Un article dans la presse sur sa compagnie décrit le développement logiciel comme «un travail qui peut être fait depuis chez soi, entre nourrir son bébé et laver les couches». Cette forme de publicité permet à la compagnie de se faire tout un catalogue de développeuses free-lance. Les annonces d’embauche parlent de «carrière pour femmes avec des personnes à charge». La compagnie se vante d’offrir des opportunités d’emplois à des femmes considérées comme inemployables par les entreprises traditionnelles dirigées par des hommes. Elle peut ainsi recruter des femmes de grands talents, reconnaissantes des opportunités offertes. 

Travail flexible, temps partiel, partage d’emploi et garderie

Peu de compagnies offrent des emplois à temps partiel aux femmes à l’époque. Freelance Programmers permet à ses employées de travailler selon leurs propres horaires. Seul compte l’atteinte des objectifs fixés, l’organisation incombe à l’employée. 

En plus du travail flexible et du temps partiel, la compagnie accepte le partage d’emploi (job-sharing, en anglais), pour donner suite à la demande d’un couple. «Pourquoi pas?» fut la réponse de Dame Stephanie Shirley. Et là encore, elle est pionnière pour permettre la collaboration de 2 personnes sur un seul poste temps plein, laissant aux 2 collaborateurs le choix de s’organiser.

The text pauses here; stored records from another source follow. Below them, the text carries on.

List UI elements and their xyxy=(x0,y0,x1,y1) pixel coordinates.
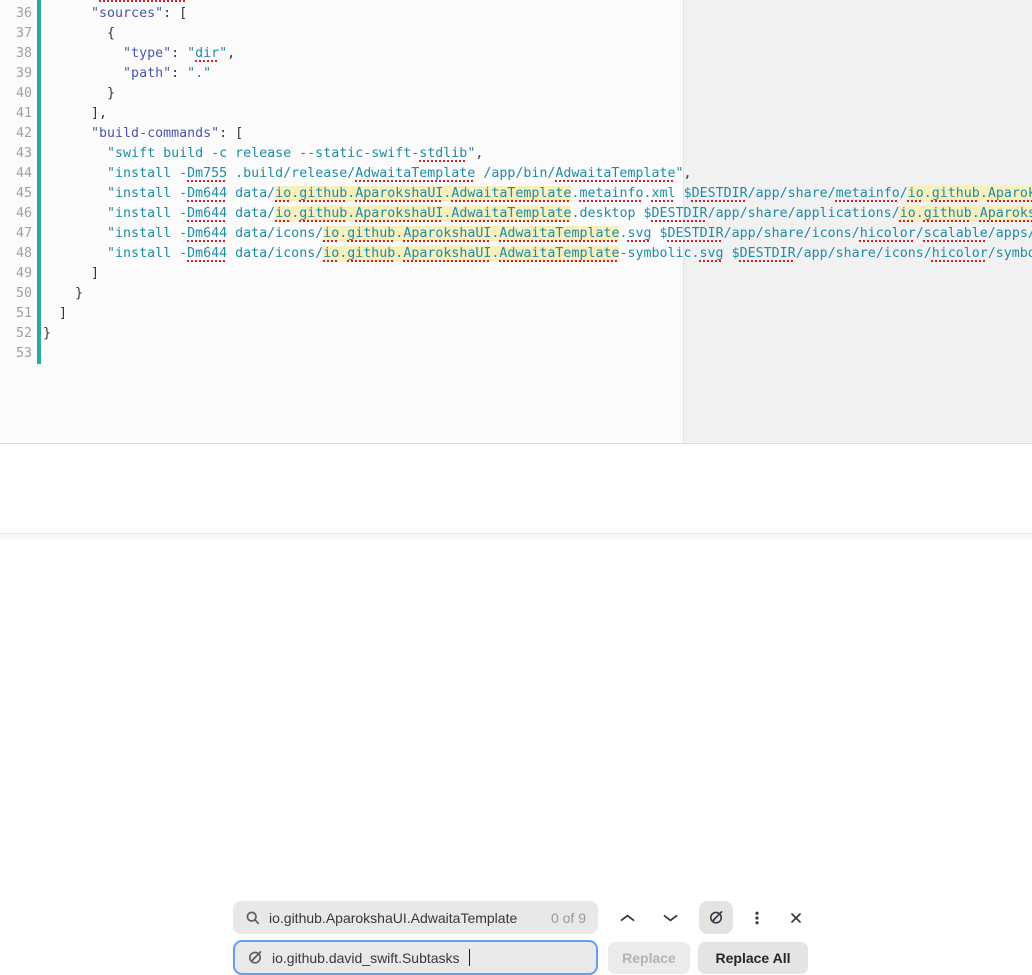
line-number: 43 xyxy=(0,144,32,164)
code-line[interactable]: ] xyxy=(43,264,1032,284)
code-line[interactable]: "install -Dm644 data/io.github.Aparoksha… xyxy=(43,184,1032,204)
line-number: 48 xyxy=(0,244,32,264)
line-number: 49 xyxy=(0,264,32,284)
code-line[interactable]: ] xyxy=(43,304,1032,324)
close-search-button[interactable] xyxy=(779,901,813,934)
code-line[interactable]: } xyxy=(43,84,1032,104)
line-number: 40 xyxy=(0,84,32,104)
code-line[interactable] xyxy=(43,344,1032,364)
git-change-bar xyxy=(37,0,41,364)
code-line[interactable]: "install -Dm644 data/icons/io.github.Apa… xyxy=(43,244,1032,264)
line-number: 42 xyxy=(0,124,32,144)
code-line[interactable]: "build-commands": [ xyxy=(43,124,1032,144)
code-line[interactable]: "install -Dm755 .build/release/AdwaitaTe… xyxy=(43,164,1032,184)
search-input[interactable]: io.github.AparokshaUI.AdwaitaTemplate 0 … xyxy=(233,901,598,934)
toggle-replace-button[interactable] xyxy=(699,901,733,934)
text-caret xyxy=(469,949,471,966)
line-number: 51 xyxy=(0,304,32,324)
code-line[interactable]: "path": "." xyxy=(43,64,1032,84)
code-line[interactable]: "install -Dm644 data/io.github.Aparoksha… xyxy=(43,204,1032,224)
find-replace-icon xyxy=(708,909,725,926)
find-replace-icon xyxy=(247,949,264,966)
line-number: 45 xyxy=(0,184,32,204)
search-input-value: io.github.AparokshaUI.AdwaitaTemplate xyxy=(269,910,517,926)
code-line[interactable]: } xyxy=(43,284,1032,304)
line-number: 46 xyxy=(0,204,32,224)
previous-match-button[interactable] xyxy=(610,901,644,934)
code-line[interactable]: "swift build -c release --static-swift-s… xyxy=(43,144,1032,164)
search-icon xyxy=(245,910,261,926)
line-number: 36 xyxy=(0,4,32,24)
replace-input-value: io.github.david_swift.Subtasks xyxy=(272,950,460,966)
window-bottom-strip xyxy=(0,534,1032,539)
code-editor[interactable]: 363738394041424344454647484950515253 "bu… xyxy=(0,0,1032,443)
line-number-gutter: 363738394041424344454647484950515253 xyxy=(0,4,32,364)
line-number: 47 xyxy=(0,224,32,244)
code-line[interactable]: { xyxy=(43,24,1032,44)
line-number: 44 xyxy=(0,164,32,184)
line-number: 38 xyxy=(0,44,32,64)
code-line[interactable]: ], xyxy=(43,104,1032,124)
code-line[interactable]: "type": "dir", xyxy=(43,44,1032,64)
replace-all-button[interactable]: Replace All xyxy=(698,942,808,974)
line-number: 39 xyxy=(0,64,32,84)
next-match-button[interactable] xyxy=(653,901,687,934)
code-line[interactable]: } xyxy=(43,324,1032,344)
line-number: 41 xyxy=(0,104,32,124)
close-icon xyxy=(789,911,803,925)
chevron-down-icon xyxy=(662,910,679,926)
chevron-up-icon xyxy=(619,910,636,926)
replace-button[interactable]: Replace xyxy=(608,942,690,974)
kebab-menu-icon xyxy=(749,910,765,926)
code-area[interactable]: "buildsystem": "simple", "sources": [ { … xyxy=(43,0,1032,364)
search-options-menu-button[interactable] xyxy=(740,901,774,934)
line-number: 53 xyxy=(0,344,32,364)
code-line[interactable]: "install -Dm644 data/icons/io.github.Apa… xyxy=(43,224,1032,244)
replace-input[interactable]: io.github.david_swift.Subtasks xyxy=(233,940,598,975)
search-replace-bar: io.github.AparokshaUI.AdwaitaTemplate 0 … xyxy=(0,444,1032,533)
line-number: 52 xyxy=(0,324,32,344)
line-number: 50 xyxy=(0,284,32,304)
code-line[interactable]: "sources": [ xyxy=(43,4,1032,24)
match-count: 0 of 9 xyxy=(551,910,586,926)
line-number: 37 xyxy=(0,24,32,44)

Pour certaines employées, travailler depuis la maison n’est pas possible. Elles viennent alors dans les locaux de l’entreprise qui doit très vite s’adapter à la demande en créant une garderie pour s’occuper des enfants. Alors que Dame Stephanie Shirley envisage sérieusement une proposition d’achat de sa compagnie par un de ses clients, cette garderie est la pomme de discorde qui fait stopper la vente, le client trouvant cette charge inutile pour une compagnie. 

Une pionnière également en assurance qualité

Cette flexibilité amène la compagnie à développer des méthodes de contrôle qualité, bien avant les standards ISO. Bien que les programmes soient écrits par «des femmes entourées de bébé et de couches», comme ironisait Stephanie Shirley, ils sont le fruit de procédures très rigoureuses. C’est une des forces de la compagnie. Ces standards seront par ailleurs repris par le ministère de la défense puis par l’OTAN en 1987. Et un des contrats de la compagnie sera d’écrire les programmes d’analyse de la boite noire du Concorde.

Steve au lieu de Stephanie et un envol jusqu’aux années 2000

Mais les contrats tardent à se concrétiser jusqu’à ce que son mari lui suggère un petit tour de passe-passe: signer ses lettres du nom de Steve Shirley. Et effectivement, les réponses positives commencent à arriver! Quatre ans après sa création, 75 programmeurs travaillent régulièrement chez Freelance Programmers. 

En 1975, on reproche à la compagnie sa politique d’embauche pour «femmes avec des personnes à charge». Bien que la compagnie emploie des hommes, ils sont fortement minoritaires. Elle change de nom pour F International et embauche dorénavant des «individus avec personnes à charge».

En 1985, F International emploie 1 000 personnes et fait partie des 20 plus importantes compagnies de logiciel au Royaume-Uni. Dame Stephanie Shirley nomme alors Hilary Cropper à la direction générale. Cette dernière va considérablement augmenter les revenus, marges et actifs de la compagnie qui devient une société anonyme et change de nom pour FI Group, puis Xansa. Hilary Cropper dirige le rachat par le personnel du groupe FI en 1991 et, alors que le marché boursier grimpe en flèche à la fin des années 90, une centaine d’employés deviennent millionnaires en actions. 

Dame Stephanie Shirley prend sa retraite en 1993 et devient une des femmes les plus riches d’Angleterre lors de la vente de la compagnie. Elle se consacre depuis à la philanthropie, notamment pour la cause de l’autisme dont était atteint son fils.

Elle donne de nombreuses conférences et a l’habitude de demander à ses auditeurs, avec humour : «À quoi reconnaît-on une femme ambitieuse? À son front aplati par les petites tapes paternalistes reçues tout au long de sa carrière!»

Référence : Let It Go de Dame Stephanie Shirley, publié en 2012 par Andrews UK publication.